Everybody needs heroes – even Davos plutocrats
The ‘global elite’ is currently out of enthusiasm and ideas
Workers carry podiums off stage, with Borge Brende, World Economic Forum president, prior the closing plenary session in the Congress Hall at the 49th annual meeting of the forum in Davos, Switzerland. Photograph: Gian Ehrenzeller/EPA
In the corridors of the World Economic Forum last week, Kenneth Rogoff, the Harvard economist, summed it up: “This is the flattest Davos I can remember. Normally, there is a star country or a star industry that everybody is talking about. But this year, there is nothing.”

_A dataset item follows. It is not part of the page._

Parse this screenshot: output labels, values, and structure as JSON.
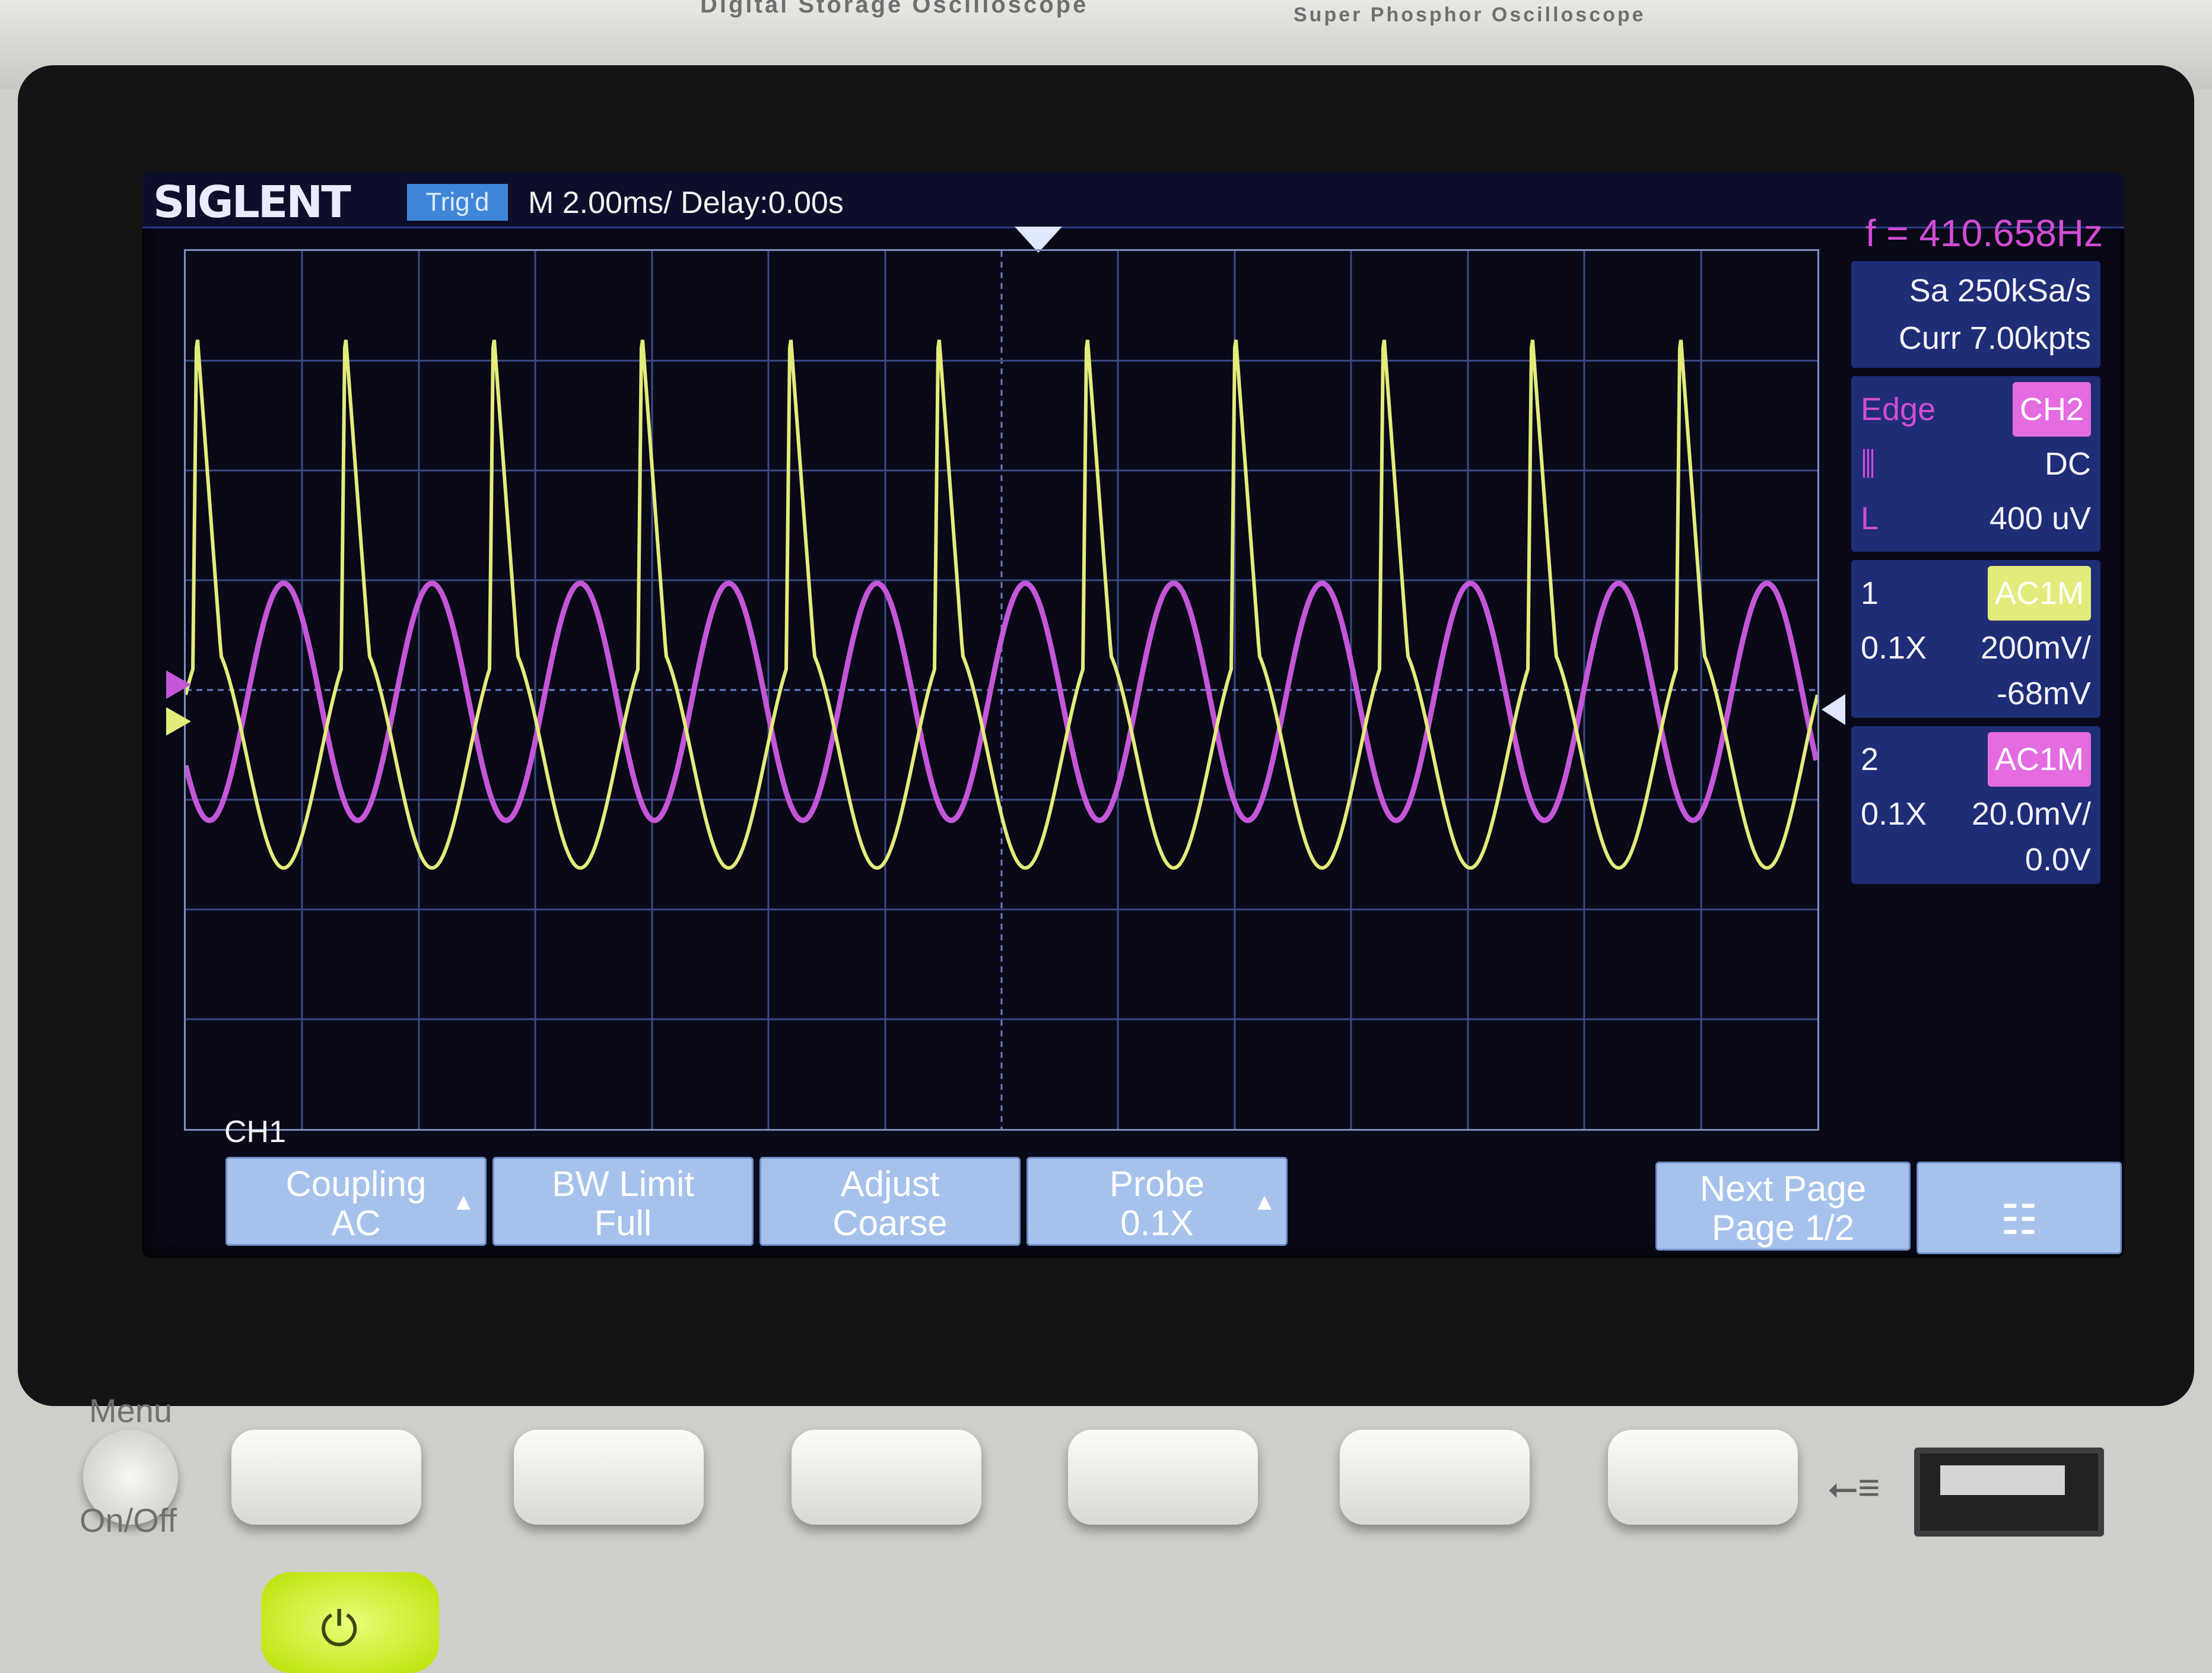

That enthusiasm deficit has implications well beyond the easily parodied world of the Davos conference. For the past 30 years, the Swiss resort has been the best place to monitor the ideas and crazes that were exciting the rich and powerful. It is the place where elite consensus was both formed and promoted.
Last year, the two Davos stars were easily identified. The fashionable technology was blockchain and the fashionable politician was France’s president, Emmanuel Macron. But, since then, Macron’s poll ratings have fallen almost as fast as the price of bitcoin. The French president stayed at home this year to deal with domestic discontents.
Macron and bitcoin can now join the growing club of discarded Davos darlings. These are the countries, politicians or industries that were once deemed to represent the future but whose reputations have since taken a dive.
The star countries of previous forums have often been fast-growing emerging economies that were preferably also democracies, or at least “moving in the right direction”. Brazil used to tick all these boxes. In 2010, the WEF awarded its “Global Statesmanship Award” to Luis Inácio Lula da Silva, then Brazilian president, who had spoken at several previous forums. Lula was almost designed to delight Davos. He was a former radical, who had embraced capitalism and globalisation, while retaining his credentials as a social reformer. His country’s economy was growing fast.
But the Brazil of 2019 has just been through a deep recession and a corruption scandal and Lula is in prison. Brazil is now represented by Jair Bolsonaro, a president famous for insulting gays and praising torturers. As an advocate of liberal economic reforms, Bolsonaro had a chance to repackage himself for the Davos audience. But his appearance at this year’s forum was brief and stilted.
Other former Davos darlings have followed a similar trajectory. Turkey was once the star country. Its president, Recep Tayyip Erdogan, was hailed as the model of a moderate Islamist leader, presiding over a country that was both democratic and capitalist. But Erdogan stalked out of Davos in 2009 after an onstage row about Israel – and he has never returned. These days, Erdogan is increasingly authoritarian and his country is teetering on the edge of a debt crisis.
The apparent transformation of the Russian elite from faceless apparatchiks into raucous, rough-edged capitalists was also one of the wonders of the WEF. But, ever since the invasion of Crimea in 2014, Russia has been in the Davos doghouse.
Britain has disappointed Davos by voting for Brexit – and merely baffled delegates at this year’s conference by draping vast banners over the Belvedere Hotel proclaiming, “Free trade is great”. Donald “Tariff Man” Trump is clearly not somebody who would endorse that WEF-friendly slogan. The US president stayed away from the forum this year to deal with the government shutdown.
China’s claim to be “star country” is also tarnished. Slowing growth, rising antagonism with the US and increasingly authoritarian politics at home makes Xi Jinping’s government an increasingly tough sell in Davos. That leaves India, or “Incredible India” as it branded itself in a PR blitz at Davos 2006. Narendra Modi, the Indian prime minister, made a slick appearance at the WEF last year. But since then, news has reached Davos that economic reforms have slowed in India and central bank independence is under threat. So even India seems less incredible this year.
As a result, this year’s search for star countries and politicians in Davos reached into the second tier – with Austria and Ethiopia getting positive attention. Sebastian Kurz, the 32-year-old Austrian chancellor, is a smooth performer and is pursuing liberal economic reforms. One German pundit enthused: “I would love him to be chancellor of Germany, but we have had unfortunate experiences with Austrians in the past.”
Abiy Ahmed, the Ethiopian prime minister, came across like one of the Davos heroes of the early 1990s with his talk of releasing political prisoners, peace treaties with neighbours, regional economic integration and (of course) liberal economic reform. But positive change in Ethiopia is not enough to change the global mood.
In the past, when politicians have seemed particularly hopeless, Davosites have turned to industry for inspiration. But the tech groups are mired in controversy and the future they represent looks increasingly dystopian.
Davos is also the place where legacy industries rebrand themselves as futuristic. Oil companies talk about renewables and car companies show off their electric vehicles. But this year, the oil companies are reeling from shareholder divestment drives and the German car companies are still struggling with the aftermath of the diesel scandals. So there was no cheer to be found there.